Antonio Esposito

Personal information
- Date of birth: 5 September 1990 (age 35)
- Place of birth: Naples, Italy
- Height: 1.80 m (5 ft 11 in)
- Position(s): Left winger; left back;

Team information
- Current team: Lupa Roma

Youth career
- Spezia
- 2008–2010: Internazionale

Senior career*
- Years: Team / Apps / (Gls)
- 2008: Spezia / 2 / (0)
- 2010–2012: Internazionale / 0 / (0)
- 2010–2011: → Padova (loan) / 0 / (0)
- 2011: → Monza (loan) / 2 / (0)
- 2011–2012: → Piacenza (loan) / 9 / (0)
- 2012–2013: Treviso
- 2013–2014: Aversa Normanna / 21 / (0)
- 2014: Messina / ? / (?)
- 2015: US Fezzanese / ? / (?)
- 2015–2016: ASD Magra Azzurri / ? / (?)
- 2016–2017: Pro Recco / 19 / (2)
- 2017–: Lupa Roma / 9 / (1)

= Antonio Esposito (footballer, born 1990) =

Italian footballer

Antonio Esposito (5 September 1990) is an Italian footballer who plays for Lupa Roma as a midfielder or defender.

==Career==
Born in Naples, Campania, Esposito started his professional career with Ligurian club Spezia. He made his league debut in the second-to-last match of the 2007–08 Serie B season, which the team later went bankrupt.

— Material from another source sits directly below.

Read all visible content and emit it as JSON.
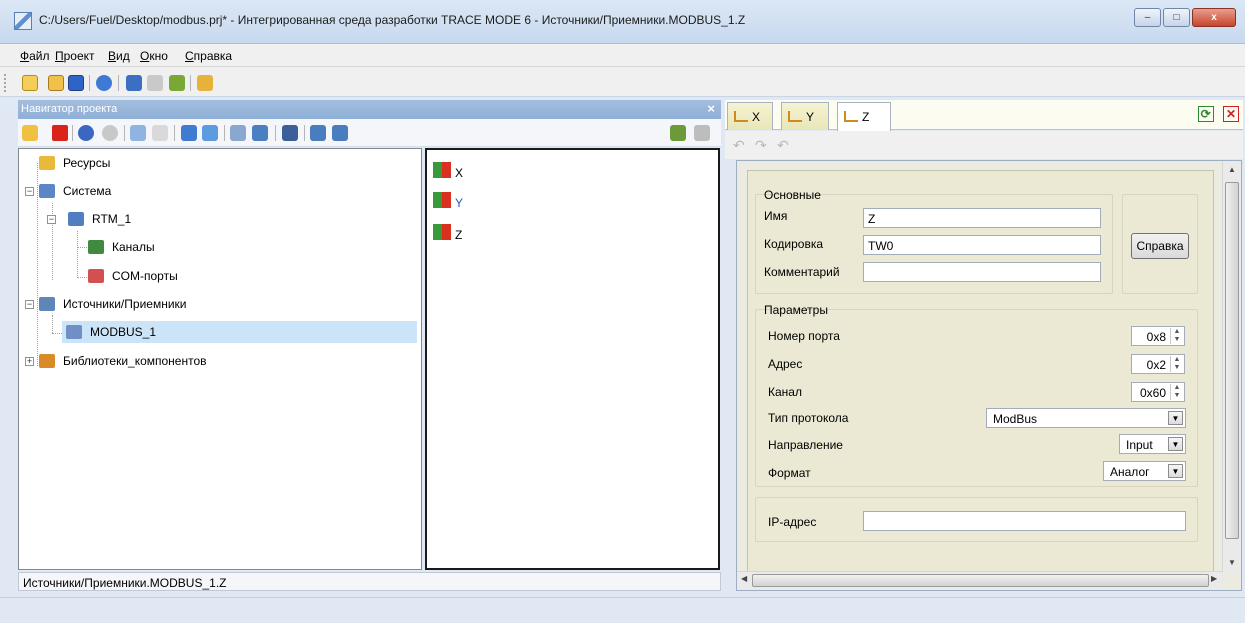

In summer 2008, he was signed by Internazionale and played for its senior youth team – Primavera. He won 2009–10 UEFA Champions League as an unused member of 25-men senior squad. He also played twice for Inter first team in friendly matches, as a left back.

On 14 July 2010, he graduated from the youth team and loaned to Serie B club Padova. However, he only played twice in 2010–11 Coppa Italia. On 31 January 2011, he left for Monza.

In July 2011 he had a trial at Gubbio. On 31 August, he was signed by Piacenza.